I (5361)  xx_mqtt.c:115  (0x0000) Connecting to MQTT at xx, use_tls = 1
I (6241) wifi: pm start, type:1
|1647372|1685200|         38020|     45892| 1639116|   8064|     4375996|2678708|1697288|         1|  32767|  32606|
I (9541)  xx_mqtt.c:108  (0x0000) MQTT subscribed to xx
I (9631)  xx_mqtt.c:108  (0x0000) MQTT subscribed to xx
I (9711)  xx_mqtt.c:108  (0x0000) MQTT subscribed to xx
S (9731)  xx_mqtt.c:167  (0x0000) xx xx xx connected to MQTT.
|1650656|1688484|         37828|     47784| 1640700|   9956|     4375996|2678708|1697288|         1|  32767|  32606|
|1650924|1688752|         37828|     48056| 1640696|  10228|     4375996|2678708|1697288|         1|  32767|  32606|
|1650924|1688752|         37828|     48056| 1640696|  10228|     4375996|2678708|1697288|         1|  32767|  32606|

-- RUNNING HTTPS API REQUEST

W (25721) wifi: alloc eb len=24 type=3 fail
W (25721) wifi: m f null
|1596988|1634816|         37828|     37828| 1596988|      0|     4375996|2678708|1697288|         1|  32767|  32606|
|1592124|1629952|         37828|     37828| 1592124|      0|     4375996|2678708|1697288|         1|  32767|  32606|
|1591720|1629548|         37828|     37828| 1591720|      0|     4375996|2678708|1697288|         1|  32767|  32606|

I’m investigating now if I can find a way to free up more DMA capable RAM to see if that helps.

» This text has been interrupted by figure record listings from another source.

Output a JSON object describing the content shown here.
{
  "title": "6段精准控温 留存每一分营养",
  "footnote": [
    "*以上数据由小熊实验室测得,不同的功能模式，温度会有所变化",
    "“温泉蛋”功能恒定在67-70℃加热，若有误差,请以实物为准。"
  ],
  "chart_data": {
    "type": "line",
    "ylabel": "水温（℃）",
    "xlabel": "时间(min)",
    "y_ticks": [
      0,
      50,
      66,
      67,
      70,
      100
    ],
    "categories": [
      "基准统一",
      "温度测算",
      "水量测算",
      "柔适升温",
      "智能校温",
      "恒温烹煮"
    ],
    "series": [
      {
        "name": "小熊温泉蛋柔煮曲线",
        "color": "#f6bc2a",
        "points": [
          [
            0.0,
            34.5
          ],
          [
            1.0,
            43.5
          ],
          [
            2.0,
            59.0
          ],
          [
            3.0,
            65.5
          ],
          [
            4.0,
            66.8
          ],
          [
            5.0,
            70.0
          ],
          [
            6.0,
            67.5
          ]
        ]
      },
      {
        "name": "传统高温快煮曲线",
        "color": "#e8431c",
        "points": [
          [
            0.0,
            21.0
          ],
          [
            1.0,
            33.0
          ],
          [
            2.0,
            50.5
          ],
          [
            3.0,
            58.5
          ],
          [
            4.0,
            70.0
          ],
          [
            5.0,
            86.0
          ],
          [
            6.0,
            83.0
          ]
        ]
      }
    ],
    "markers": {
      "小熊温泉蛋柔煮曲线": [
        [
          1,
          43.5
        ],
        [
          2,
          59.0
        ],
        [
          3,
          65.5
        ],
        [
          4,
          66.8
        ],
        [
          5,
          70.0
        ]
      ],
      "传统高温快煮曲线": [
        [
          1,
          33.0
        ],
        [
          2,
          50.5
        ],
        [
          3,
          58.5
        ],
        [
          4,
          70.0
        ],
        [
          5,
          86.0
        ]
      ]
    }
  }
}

One other note: It seems like when these TLS connections fail they don’t give back the RAM. Could be a memory leak, or could just be that this is an unrecoverable error and I should be rebooting anyway.

And finally, I’ll note that I’m now on the 3.0.2 release instead of the detached HEAD I was using before.

Thanks, Jason

HI @talss89, no I’m not using AWS IOT, but I am using a custom port of Apache Paho and they are similar, and both use mbedtls. For what it’s worth, I see this error both when connecting to MQTT and when trying to HTTPS connections, and as you note, it does seem to happen as soon as I start to connect to a service, rather than as soon as WiFi connects.

I have long suspected this had something to do with mbedtls, but it’s only a guess.